Selling your service in the form of recurring packages.

There are five main reasons why you should be selling your service as recurring packages with clear deliverables:

  • You will be able to predict your monthly recurring revenue (MRR) more easily.
  • You can set clearer financial targets for your business.
  • You will have consistent profit margins, with defined COGS (Cost Of Goods Sold).
  • You can spread your time evenly across multiple customers.
  • You will be paid upfront for your services and have a consistent cash flow

Tiered packages to cater to the needs of potential customers.

There are 5 main reasons why you should be implementing tiered pricing into your main service offering:

  • You can cater your offering to different customers without having to develop custom solutions, enabling you to keep your MRR consistent.
  • You will be able to upsell existing customers more easily.
  • Potential customers will be able to see the distinct differences in your offerings. This allows you to leverage price anchoring to push people where you really want.
  • The value proposition of each package will be clear.
  • There will be no confusion over what the potential customer will get.

Systematizing every aspect of your service offering.

There are 5 main reasons why you should be systematizing every aspect of your service offering:

  • Rather than dealing with day-to-day business operations, you can focus on business development and growth. Working “on” vs. “in”.
  • The business will not be dependent on the presence of one person, minimizing disruption when they are missing in action.
  • You can build a team that plays to the strengths of every individual.
  • The operations side of your business will naturally become more efficient.
  • You will be able to scale quicker, with a more streamlined and systematized approach to your operations.

Customer expectations will be crystal clear, increasing conversions.

There are five main reasons why you should be productizing your service to manage customer expectations:

  • You can boost customer retention by establishing a positive relationship from the outset.

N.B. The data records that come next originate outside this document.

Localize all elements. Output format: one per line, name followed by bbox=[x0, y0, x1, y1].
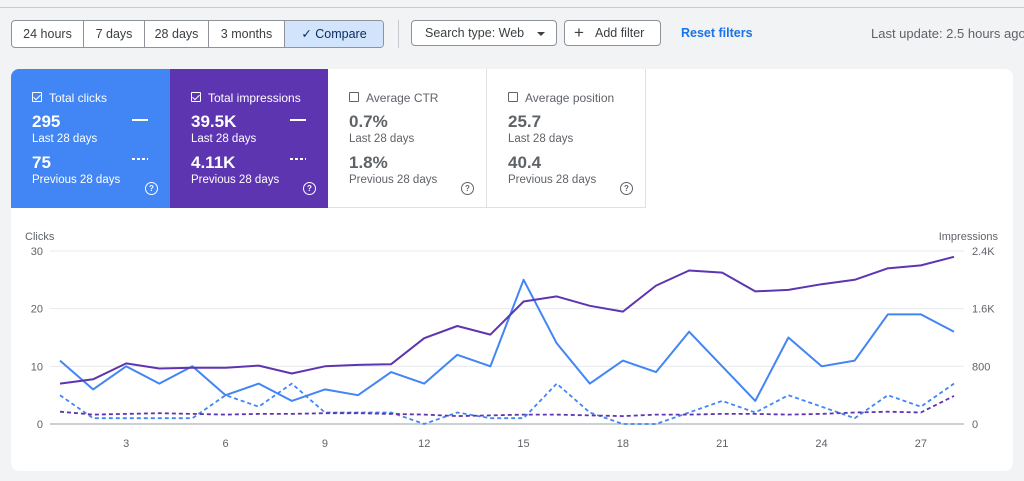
range-option-compare[interactable]: ✓ Compare bbox=[285, 21, 383, 47]
range-option-label: 7 days bbox=[95, 27, 133, 41]
help-icon[interactable]: ? bbox=[461, 182, 474, 195]
solid-line-legend-icon bbox=[132, 119, 148, 121]
date-range-selector: 24 hours 7 days 28 days 3 months ✓ Compare bbox=[11, 20, 384, 48]
metric-previous-period: Previous 28 days bbox=[191, 174, 280, 186]
range-option-28-days[interactable]: 28 days bbox=[145, 21, 209, 47]
metric-previous-value: 4.11K bbox=[191, 153, 236, 172]
range-option-label: 3 months bbox=[220, 27, 273, 41]
x-tick-label: 24 bbox=[815, 438, 827, 450]
metric-name: Average CTR bbox=[366, 91, 439, 105]
performance-card: Total clicks 295 Last 28 days 75 Previou… bbox=[11, 69, 1013, 471]
x-tick-label: 21 bbox=[716, 438, 728, 450]
series-line-impressions-previous bbox=[59, 395, 955, 418]
y-left-tick-label: 20 bbox=[31, 304, 43, 316]
check-icon: ✓ bbox=[301, 27, 316, 41]
metric-previous-value: 1.8% bbox=[349, 153, 388, 172]
help-icon[interactable]: ? bbox=[620, 182, 633, 195]
y-left-tick-label: 30 bbox=[31, 246, 43, 258]
range-option-7-days[interactable]: 7 days bbox=[84, 21, 145, 47]
x-tick-label: 9 bbox=[322, 438, 328, 450]
add-filter-label: Add filter bbox=[595, 26, 645, 40]
x-tick-label: 6 bbox=[222, 438, 228, 450]
x-tick-label: 15 bbox=[517, 438, 529, 450]
y-right-tick-label: 0 bbox=[972, 419, 978, 431]
checkbox-checked-icon[interactable] bbox=[32, 92, 42, 102]
metric-previous-value: 40.4 bbox=[508, 153, 542, 172]
range-option-24-hours[interactable]: 24 hours bbox=[12, 21, 84, 47]
x-tick-label: 27 bbox=[915, 438, 927, 450]
series-line-clicks-previous bbox=[59, 382, 955, 425]
metric-name: Total impressions bbox=[208, 91, 301, 105]
y-right-tick-label: 800 bbox=[972, 361, 990, 373]
metric-current-value: 25.7 bbox=[508, 112, 542, 131]
x-tick-label: 3 bbox=[123, 438, 129, 450]
range-option-label: 24 hours bbox=[23, 27, 72, 41]
help-icon[interactable]: ? bbox=[303, 182, 316, 195]
range-option-label: 28 days bbox=[154, 27, 199, 41]
metric-tile-total-clicks[interactable]: Total clicks 295 Last 28 days 75 Previou… bbox=[11, 69, 170, 208]
metric-tile-average-ctr[interactable]: Average CTR 0.7% Last 28 days 1.8% Previ… bbox=[328, 69, 487, 208]
series-line-clicks-current bbox=[59, 278, 955, 402]
metric-current-period: Last 28 days bbox=[32, 133, 98, 145]
last-update-text: Last update: 2.5 hours ago bbox=[871, 26, 1024, 41]
performance-chart[interactable]: 0 10 20 30 0 800 1.6K 2.4K 3 6 9 12 15 18 21 24 27 Clicks… bbox=[11, 225, 1013, 450]
add-filter-button[interactable]: + Add filter bbox=[564, 20, 661, 46]
solid-line-legend-icon bbox=[290, 119, 306, 121]
metric-previous-period: Previous 28 days bbox=[349, 174, 438, 186]
plus-icon: + bbox=[574, 23, 584, 42]
x-tick-label: 12 bbox=[418, 438, 430, 450]
checkbox-unchecked-icon[interactable] bbox=[349, 92, 359, 102]
metric-previous-value: 75 bbox=[32, 153, 51, 172]
metric-name: Total clicks bbox=[49, 91, 108, 105]
toolbar-divider bbox=[398, 20, 399, 48]
caret-down-icon bbox=[537, 32, 545, 36]
metric-name: Average position bbox=[525, 91, 615, 105]
y-left-axis-label: Clicks bbox=[25, 231, 55, 243]
x-tick-label: 18 bbox=[617, 438, 629, 450]
range-option-3-months[interactable]: 3 months bbox=[209, 21, 285, 47]
toolbar: 24 hours 7 days 28 days 3 months ✓ Compare S… bbox=[0, 0, 1024, 68]
metric-current-period: Last 28 days bbox=[508, 133, 574, 145]
search-type-label: Search type: Web bbox=[425, 26, 525, 40]
y-left-tick-label: 0 bbox=[37, 419, 43, 431]
metric-current-period: Last 28 days bbox=[349, 133, 415, 145]
checkbox-checked-icon[interactable] bbox=[191, 92, 201, 102]
metric-previous-period: Previous 28 days bbox=[32, 174, 121, 186]
search-type-dropdown[interactable]: Search type: Web bbox=[411, 20, 557, 46]
metric-current-value: 295 bbox=[32, 112, 61, 131]
metric-current-period: Last 28 days bbox=[191, 133, 257, 145]
reset-filters-link[interactable]: Reset filters bbox=[681, 26, 753, 40]
help-icon[interactable]: ? bbox=[145, 182, 158, 195]
range-option-label: Compare bbox=[315, 27, 367, 41]
metric-current-value: 0.7% bbox=[349, 112, 388, 131]
top-divider bbox=[0, 7, 1024, 8]
series-line-impressions-current bbox=[59, 255, 955, 385]
dashed-line-legend-icon bbox=[132, 158, 148, 160]
metric-previous-period: Previous 28 days bbox=[508, 174, 597, 186]
y-right-tick-label: 2.4K bbox=[972, 246, 995, 258]
metric-tile-total-impressions[interactable]: Total impressions 39.5K Last 28 days 4.1… bbox=[170, 69, 328, 208]
y-right-axis-label: Impressions bbox=[939, 231, 999, 243]
y-right-tick-label: 1.6K bbox=[972, 304, 995, 316]
metric-current-value: 39.5K bbox=[191, 112, 237, 131]
dashed-line-legend-icon bbox=[290, 158, 306, 160]
checkbox-unchecked-icon[interactable] bbox=[508, 92, 518, 102]
y-left-tick-label: 10 bbox=[31, 361, 43, 373]
metric-tile-average-position[interactable]: Average position 25.7 Last 28 days 40.4 … bbox=[487, 69, 646, 208]
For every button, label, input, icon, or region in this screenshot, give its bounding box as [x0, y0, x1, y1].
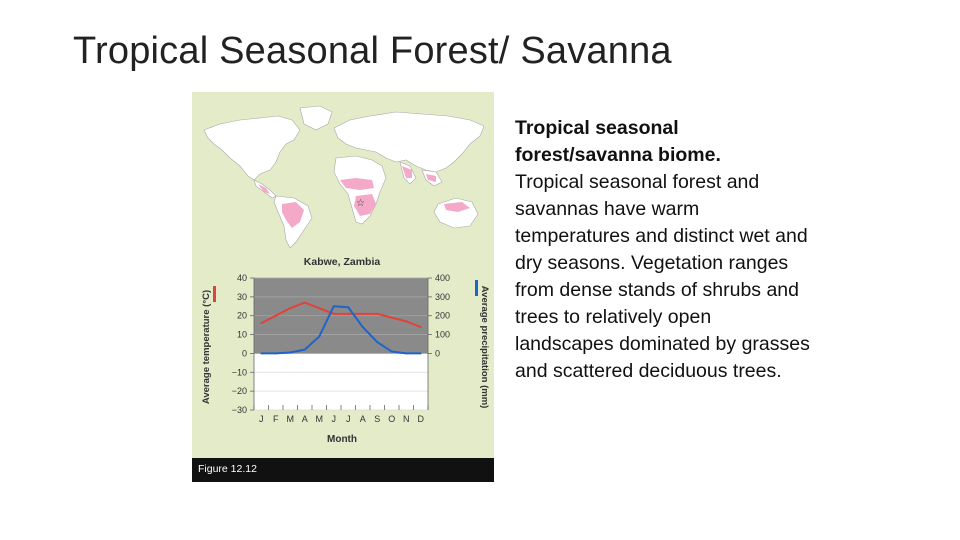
x-tick-label: J	[259, 414, 264, 424]
y-left-tick-label: 20	[237, 311, 247, 321]
y-left-tick-label: 0	[242, 348, 247, 358]
temperature-point	[390, 316, 393, 319]
temperature-point	[289, 307, 292, 310]
greenland-landmass	[299, 105, 333, 131]
x-tick-label: A	[302, 414, 308, 424]
australia-landmass	[433, 197, 479, 229]
y-axis-left-title: Average temperature (°C)	[201, 290, 212, 404]
temperature-point	[303, 301, 306, 304]
body-text: Tropical seasonal forest/savanna biome. …	[515, 115, 815, 385]
y-left-tick-label: −20	[232, 386, 247, 396]
figure-caption: Figure 12.12	[198, 463, 257, 475]
precipitation-point	[318, 335, 321, 338]
y-left-tick-label: 30	[237, 292, 247, 302]
biome-region-se-asia	[426, 174, 436, 182]
biome-region-australia	[444, 202, 470, 212]
temperature-point	[260, 322, 263, 325]
y-left-tick-label: 10	[237, 330, 247, 340]
x-tick-label: M	[287, 414, 295, 424]
y-left-tick-label: −30	[232, 405, 247, 415]
x-axis-title: Month	[327, 434, 357, 445]
temperature-point	[318, 307, 321, 310]
precipitation-point	[405, 352, 408, 355]
north-america-landmass	[203, 115, 301, 181]
temperature-line	[260, 301, 422, 328]
x-tick-label: J	[332, 414, 337, 424]
x-tick-label: N	[403, 414, 410, 424]
x-tick-label: O	[388, 414, 395, 424]
temperature-point	[405, 320, 408, 323]
body-heading: Tropical seasonal forest/savanna biome.	[515, 117, 721, 166]
precipitation-line	[261, 305, 421, 355]
x-tick-label: S	[374, 414, 380, 424]
y-right-tick-label: 0	[435, 348, 440, 358]
y-left-tick-label: −10	[232, 367, 247, 377]
x-tick-label: A	[360, 414, 366, 424]
biome-region-africa-south	[354, 194, 376, 216]
eurasia-landmass	[333, 111, 485, 173]
temperature-point	[332, 312, 335, 315]
x-tick-label: M	[316, 414, 324, 424]
climatograph: Kabwe, Zambia 403020100−10−20−3040030020…	[201, 256, 490, 445]
precipitation-point	[289, 351, 292, 354]
y-right-tick-label: 200	[435, 311, 450, 321]
y-right-tick-label: 400	[435, 273, 450, 283]
y-right-tick-label: 100	[435, 330, 450, 340]
x-tick-label: J	[346, 414, 351, 424]
biome-region-central-america	[258, 184, 270, 194]
precipitation-point	[376, 341, 379, 344]
biome-region-india	[402, 166, 412, 178]
temperature-point	[274, 314, 277, 317]
precipitation-point	[361, 326, 364, 328]
precipitation-point	[260, 352, 263, 355]
y-left-tick-label: 40	[237, 273, 247, 283]
precipitation-legend-swatch	[475, 280, 478, 296]
biome-region-south-america	[282, 202, 304, 228]
location-star-icon: ☆	[356, 198, 365, 209]
precipitation-point	[347, 306, 350, 309]
precipitation-point	[303, 348, 306, 351]
x-tick-label: F	[273, 414, 279, 424]
y-axis-right-title: Average precipitation (mm)	[479, 286, 490, 409]
temperature-point	[376, 312, 379, 315]
x-tick-label: D	[418, 414, 425, 424]
body-paragraph: Tropical seasonal forest and savannas ha…	[515, 171, 810, 382]
temperature-point	[419, 326, 422, 328]
figure-panel: ☆ Kabwe, Zambia 40 30 20 10 0 −10 −20 −30 400 300…	[192, 92, 494, 482]
slide-title: Tropical Seasonal Forest/ Savanna	[73, 30, 672, 72]
precipitation-point	[332, 305, 335, 308]
temperature-point	[347, 312, 350, 315]
temperature-point	[361, 312, 364, 315]
precipitation-point	[419, 352, 422, 355]
y-right-tick-label: 300	[435, 292, 450, 302]
temperature-legend-swatch	[213, 286, 216, 302]
biome-world-map: ☆	[203, 105, 485, 249]
precipitation-point	[274, 352, 277, 355]
figure-footer: Figure 12.12	[192, 458, 494, 482]
biome-region-africa-north	[340, 178, 374, 190]
chart-title: Kabwe, Zambia	[304, 256, 381, 268]
precipitation-point	[390, 350, 393, 353]
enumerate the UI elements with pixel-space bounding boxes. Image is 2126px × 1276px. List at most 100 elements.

This is what they will remember most.
  • There will, inevitably, be less back-and-forth between yourself and your customers, saving you time and money.
  • Customer satisfaction is likely to increase if expectations are clear and they know what they are getting from your service.
  • Prospective customers will be more assured around what they will be getting in your productized packages, ultimately increasing conversion rates.
  • You won’t get any unexpected surprises from customers further down the line. For instance, without a productized offering, they may get you to do additional project-based work that wasn’t originally agreed on.

Who should leverage the productized service model?

If you’re a service-based business, there are many productized avenues that you can explore. The first should be to start considering the potential for your services to be morphed into tiered pricing plans or packages. This helps to add a level of consistency to your monthly recurring revenue and enables you to clearly track growth.

The productized service model is not limited to specific industries and can be applied to any service-based business. Sometimes, a monthly subscription-style package simply won’t fit your offering. This isn’t required. For instance, the particular service that you provide may not require repeated transactions, and customers may not be in a constant need for it. Identifying the model that suits your business is, therefore, important.

In this case, you can still use the productized service model and tweak it to appropriately suit the service that you provide. You could always offer yearly retainer packages if your services do not have weekly or monthly repeatability. There’s a lot of options, but fundamentally, it’s all about developing consistency across your customer base.

Final Thoughts

I’m a strong believer in the productized services business model. It can often be challenging to grow a service-based business. However, this model makes scaling considerably easier for the reasons that we’ve discussed in this article.